Nel frattempo preparate il ripieno. Lavorate il tvorog con lo zucchero, il tuorlo, la vaniglia e la panna acida fino a ottenere una crema omogenea. Se utilizzate la ricotta, assicuratevi che sia piuttosto asciutta: una ricotta troppo acquosa renderebbe il ripieno eccessivamente liquido durante la cottura.

Aggiungete, se desiderate, l'uvetta precedentemente ammollata e strizzata e la scorza di limone.

Quando l'impasto è lievitato, rovesciatelo sul piano di lavoro e dividetelo in 8-10 parti uguali. Formate delle palline e disponetele su una teglia rivestita di carta forno, lasciando spazio sufficiente tra una e l'altra.

Coprite nuovamente e lasciate riposare per circa 20-30 minuti.

A questo punto arriva il passaggio caratteristico della vatruška. Con il fondo di un bicchiere oppure con le dita create una depressione circolare al centro di ogni pallina, facendo attenzione a non perforare completamente la base. Dovrete ottenere una sorta di piccolo anello di pasta con una cavità centrale.

Riempite ogni cavità con il composto di tvorog, senza esagerare con la quantità perché il ripieno aumenterà leggermente durante la cottura.

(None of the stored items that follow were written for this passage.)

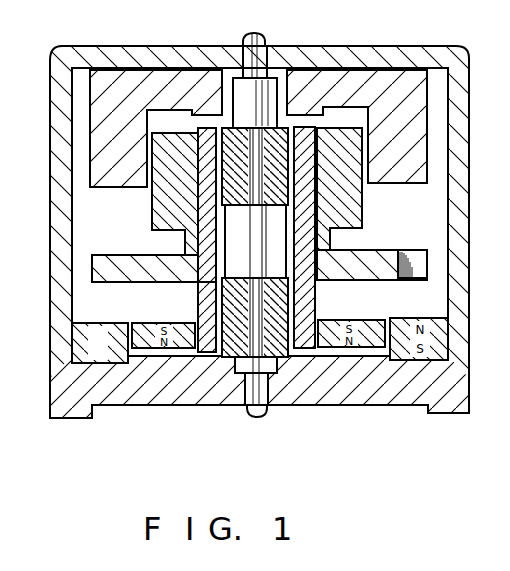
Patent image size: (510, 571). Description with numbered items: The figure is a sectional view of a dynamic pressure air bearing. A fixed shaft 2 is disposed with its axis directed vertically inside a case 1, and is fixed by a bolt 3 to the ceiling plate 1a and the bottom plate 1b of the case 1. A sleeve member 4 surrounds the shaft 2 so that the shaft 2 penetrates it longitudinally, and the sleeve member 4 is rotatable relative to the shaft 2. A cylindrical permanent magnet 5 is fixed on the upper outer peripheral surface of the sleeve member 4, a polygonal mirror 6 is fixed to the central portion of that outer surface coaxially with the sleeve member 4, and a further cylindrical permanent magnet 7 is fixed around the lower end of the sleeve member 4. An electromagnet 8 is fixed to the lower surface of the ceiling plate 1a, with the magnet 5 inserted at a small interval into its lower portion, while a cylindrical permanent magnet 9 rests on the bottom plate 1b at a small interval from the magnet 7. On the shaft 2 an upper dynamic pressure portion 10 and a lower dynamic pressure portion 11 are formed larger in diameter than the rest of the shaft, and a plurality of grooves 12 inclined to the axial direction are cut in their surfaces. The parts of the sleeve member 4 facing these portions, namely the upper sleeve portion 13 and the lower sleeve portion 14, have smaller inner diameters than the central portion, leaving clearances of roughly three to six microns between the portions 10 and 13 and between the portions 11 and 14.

The case 1 is at (259, 231).
The ceiling plate 1a is at (131, 55).
The bottom plate 1b is at (132, 405).
The fixed shaft 2 is at (268, 97).
The bolt 3 is at (263, 35).
The sleeve member 4 is at (316, 305).
The cylindrical permanent magnet 5 is at (356, 210).
The polygonal mirror 6 is at (388, 273).
The cylindrical permanent magnet 7 is at (180, 350).
The electromagnet 8 is at (93, 130).
The cylindrical permanent magnet 9 is at (85, 325).
The upper dynamic pressure portion 10 is at (278, 165).
The lower dynamic pressure portion 11 is at (230, 312).
The grooves 12 is at (255, 241).
The upper sleeve portion 13 is at (202, 128).
The lower sleeve portion 14 is at (207, 352).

Mescolate il tuorlo con il latte e spennellate delicatamente la parte di impasto rimasta scoperta. In questo modo la superficie diventerà dorata e lucida.

Cuocete in forno statico preriscaldato a 180 °C per circa 20-25 minuti, fino a quando la pasta sarà ben dorata e il ripieno apparirà leggermente rassodato.

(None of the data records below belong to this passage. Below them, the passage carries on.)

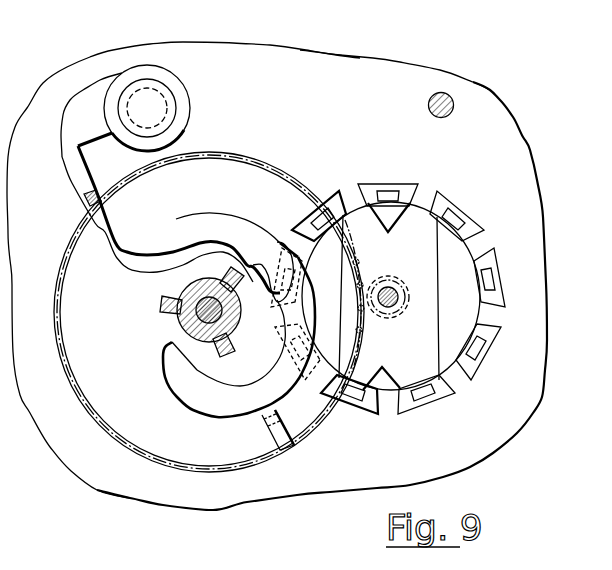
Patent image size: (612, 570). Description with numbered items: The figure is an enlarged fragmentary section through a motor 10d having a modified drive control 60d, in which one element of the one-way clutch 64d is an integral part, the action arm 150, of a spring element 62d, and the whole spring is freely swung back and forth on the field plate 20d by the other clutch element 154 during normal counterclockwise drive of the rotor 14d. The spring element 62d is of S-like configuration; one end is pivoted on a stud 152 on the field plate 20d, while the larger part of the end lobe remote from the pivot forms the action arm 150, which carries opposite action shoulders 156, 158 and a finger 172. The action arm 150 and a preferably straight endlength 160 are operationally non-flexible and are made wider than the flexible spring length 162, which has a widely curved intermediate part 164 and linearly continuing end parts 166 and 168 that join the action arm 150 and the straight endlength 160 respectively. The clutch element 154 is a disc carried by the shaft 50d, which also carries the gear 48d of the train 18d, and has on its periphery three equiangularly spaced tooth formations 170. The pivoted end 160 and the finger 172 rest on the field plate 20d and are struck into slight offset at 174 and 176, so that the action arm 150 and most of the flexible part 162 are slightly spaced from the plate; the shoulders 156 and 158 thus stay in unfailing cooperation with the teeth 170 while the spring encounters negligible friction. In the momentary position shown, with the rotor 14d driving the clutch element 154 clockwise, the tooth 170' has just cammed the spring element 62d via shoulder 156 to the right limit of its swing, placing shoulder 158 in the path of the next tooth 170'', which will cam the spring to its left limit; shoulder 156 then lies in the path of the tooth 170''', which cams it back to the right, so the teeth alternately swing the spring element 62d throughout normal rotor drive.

The motor 10d is at (511, 91).
The field plate 20d is at (322, 70).
The rotor 14d is at (388, 299).
The train 18d is at (369, 325).
The gear 48d is at (96, 422).
The shaft 50d is at (232, 330).
The drive control 60d is at (265, 224).
The spring element 62d is at (82, 192).
The one-way clutch 64d is at (164, 338).
The action arm 150 is at (328, 380).
The stud 152 is at (172, 107).
The clutch element 154 is at (191, 294).
The action shoulder 156 is at (256, 296).
The action shoulder 158 is at (173, 345).
The straight endlength 160 is at (91, 101).
The flexible spring length 162 is at (116, 232).
The intermediate part 164 is at (133, 266).
The end part 166 is at (185, 243).
The end part 168 is at (102, 220).
The tooth formations 170 is at (176, 332).
The tooth 170' is at (253, 255).
The tooth 170'' is at (239, 368).
The tooth 170''' is at (135, 323).
The finger 172 is at (278, 448).
The offset 174 is at (95, 200).
The offset 176 is at (277, 423).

Lasciate intiepidire le vatruški prima di servirle. Sono ottime ancora leggermente calde, ma diventano particolarmente interessanti quando il ripieno si è raffreddato e ha raggiunto una consistenza cremosa ma compatta.

La vatruška nasce come dolce semplice da accompagnare a una bevanda calda. L'abbinamento più tradizionale e naturale è quindi con il tè nero, possibilmente servito senza troppo zucchero. Il contrasto tra il ripieno lattico e leggermente acidulo e il carattere deciso del tè funziona molto bene.

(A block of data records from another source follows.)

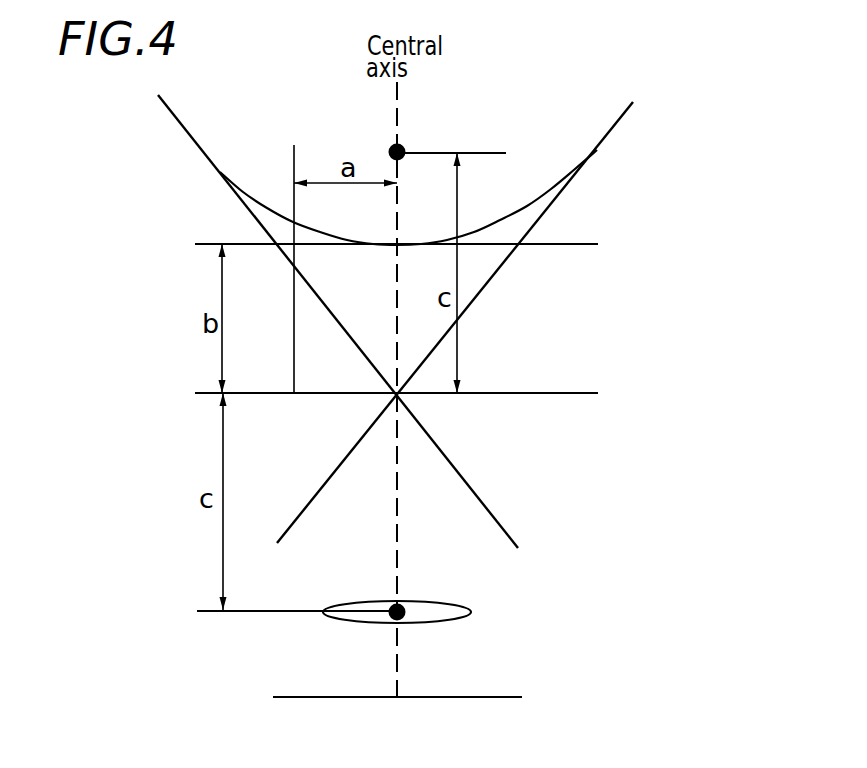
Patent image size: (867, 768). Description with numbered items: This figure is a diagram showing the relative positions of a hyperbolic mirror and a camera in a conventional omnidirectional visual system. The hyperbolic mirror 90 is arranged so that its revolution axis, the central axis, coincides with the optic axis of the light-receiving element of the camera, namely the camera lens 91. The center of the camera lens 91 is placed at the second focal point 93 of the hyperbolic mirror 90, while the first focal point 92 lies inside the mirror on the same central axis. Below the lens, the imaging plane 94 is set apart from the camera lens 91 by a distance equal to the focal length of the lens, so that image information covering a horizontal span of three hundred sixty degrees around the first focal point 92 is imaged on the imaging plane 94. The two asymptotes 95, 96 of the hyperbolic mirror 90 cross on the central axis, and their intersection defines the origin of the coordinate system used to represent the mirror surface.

The hyperbolic mirror 90 is at (240, 184).
The camera lens 91 is at (460, 583).
The first focal point 92 is at (405, 147).
The second focal point 93 is at (402, 620).
The imaging plane 94 is at (417, 699).
The asymptote 95 is at (598, 150).
The asymptote 96 is at (467, 480).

Per un abbinamento più delicato si può scegliere un tè nero aromatizzato alla vaniglia o agli agrumi, mentre chi preferisce una bevanda meno intensa può optare per un tè verde leggero.

Anche il caffè si abbina bene, soprattutto se la vatruška viene preparata con una dose generosa di vaniglia e scorza di limone.

Per una colazione completa, può essere accompagnata da frutti di bosco, mirtilli, lamponi o ribes, che con la loro acidità bilanciano la dolcezza del ripieno. Una piccola quantità di marmellata di frutti rossi può essere servita accanto al dolce senza necessariamente inserirla nell'impasto.

Un'altra possibilità è aggiungere qualche albicocca secca, prugna secca o uvetta direttamente al ripieno. La frutta essiccata, infatti, appartiene alle varianti tradizionali della vatruška.

Per un servizio più rustico e fedele alla tradizione contadina, le vatruški possono essere semplicemente disposte su un grande piatto e portate in tavola ancora tiepide, lasciando che siano i commensali a scegliere se accompagnarle con tè, frutta fresca o conserve.

La vatruška dimostra così una caratteristica tipica di molti dolci dell'Europa orientale: non ha bisogno di creme elaborate, decorazioni spettacolari o quantità eccessive di zucchero. La sua forza sta nell'equilibrio tra pane dolce, formaggio fresco e frutta, in una preparazione nata dalla cucina quotidiana e diventata nel tempo parte della tradizione gastronomica.